4) 10-100 ng is standard PCR template starting amount, since you amplify with Phusion, look for Phusion recommendations. DreamTaq only makes the overhangs, it doesn't amplify anything, its starting template amount is hardly relevant. But if the overhangs still wouldn't work, then consider getting somewhere a bit of stupid simple old Taq and see if changes anything. Who knows what they put into these boosted Taqs nowadays.. you just want overhangs..
(I have a protocol to make A overhangs just by adding 1 U of Taq for 15 minutes on 72 deg at end of the PCR. It should work in the Phusion buffer and dNTPs are there anyway. Phusion will try to correct overhangs, but theoretically Phusion will be a bit exhausted after the PCR, and probably 5 min at 95 deg before adding Taq, will kill the most of what's left. The fresh Taq should make enough overhangs then. But I personaly didn't try this protocol.)

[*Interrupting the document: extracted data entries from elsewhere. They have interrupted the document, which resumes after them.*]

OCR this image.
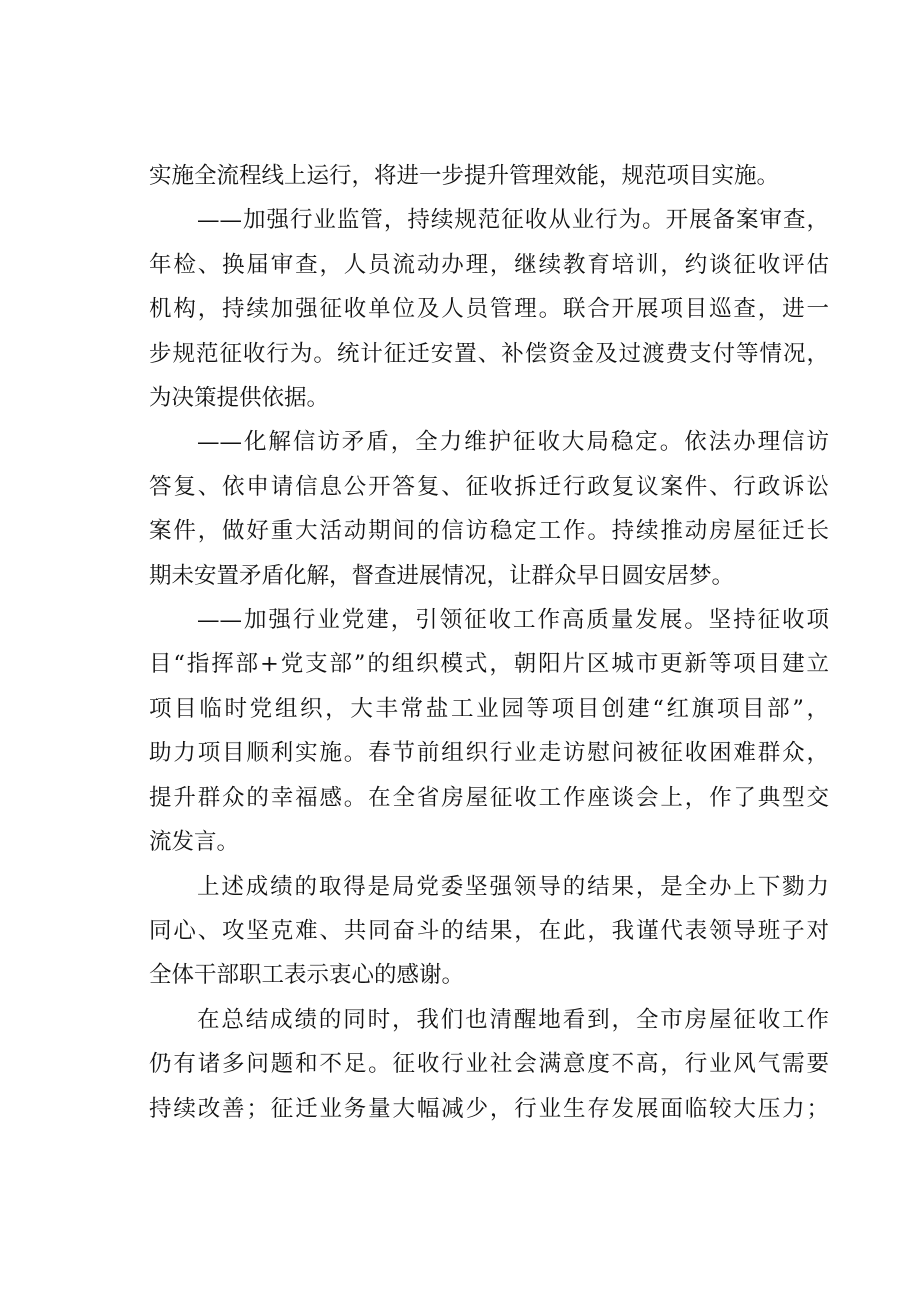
实施全流程线上运行，将进一步提升管理效能，规范项目实施。
——加强行业监管，持续规范征收从业行为。开展备案审查，
年检、换届审查，人员流动办理，继续教育培训，约谈征收评估
机构，持续加强征收单位及人员管理。联合开展项目巡查，进一
步规范征收行为。统计征迁安置、补偿资金及过渡费支付等情况，
为决策提供依据。
——化解信访矛盾，全力维护征收大局稳定。依法办理信访
答复、依申请信息公开答复、征收拆迁行政复议案件、行政诉讼
案件，做好重大活动期间的信访稳定工作。持续推动房屋征迁长
期未安置矛盾化解，督查进展情况，让群众早日圆安居梦。
——加强行业党建，引领征收工作高质量发展。坚持征收项
目“指挥部+党支部”的组织模式，朝阳片区城市更新等项目建立
项目临时党组织，大丰常盐工业园等项目创建“红旗项目部”，
助力项目顺利实施。春节前组织行业走访慰问被征收困难群众，
提升群众的幸福感。在全省房屋征收工作座谈会上，作了典型交
流发言。
上述成绩的取得是局党委坚强领导的结果，是全办上下勠力
同心、攻坚克难、共同奋斗的结果，在此，我谨代表领导班子对
全体干部职工表示衷心的感谢。
在总结成绩的同时，我们也清醒地看到，全市房屋征收工作
仍有诸多问题和不足。征收行业社会满意度不高，行业风气需要
持续改善；征迁业务量大幅减少，行业生存发展面临较大压力；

I'm with Trof. Do your normal PCR (if necessary verify you have a clean single band). Add 1 ul Taq directly to your PCR product. You might also want to add a bit of dATP (not ATP). Incubate at 72 for 5 minutes, then do the Topo reaction. There is also a Topo-blunt kit (never tried it) which works with blunt fragments.
We had pCR4Blunt-TOPO vector for blunt cloning. It's great that it kills bacteria transformed with plasmid without your insert, since it interupts ccdB gene in the vector (unsuitable for very short inserts or those that would leave the lethal gene functional though).
Unfortunatelly for me then, I used a Taq-derived enzyme and had to digest the overhangs ;)
I have tried for two months all the available protocols for adding the ovehand A's after a PCR with a Pfu enzyme and it didn't work. Don't bother to try; it is much much easier to ask for a mix of Taq and a proofreading enzyme than spending vials and vials of competent cells. Good luck.
@ Adonyire - its worked for me every single time I have tried it.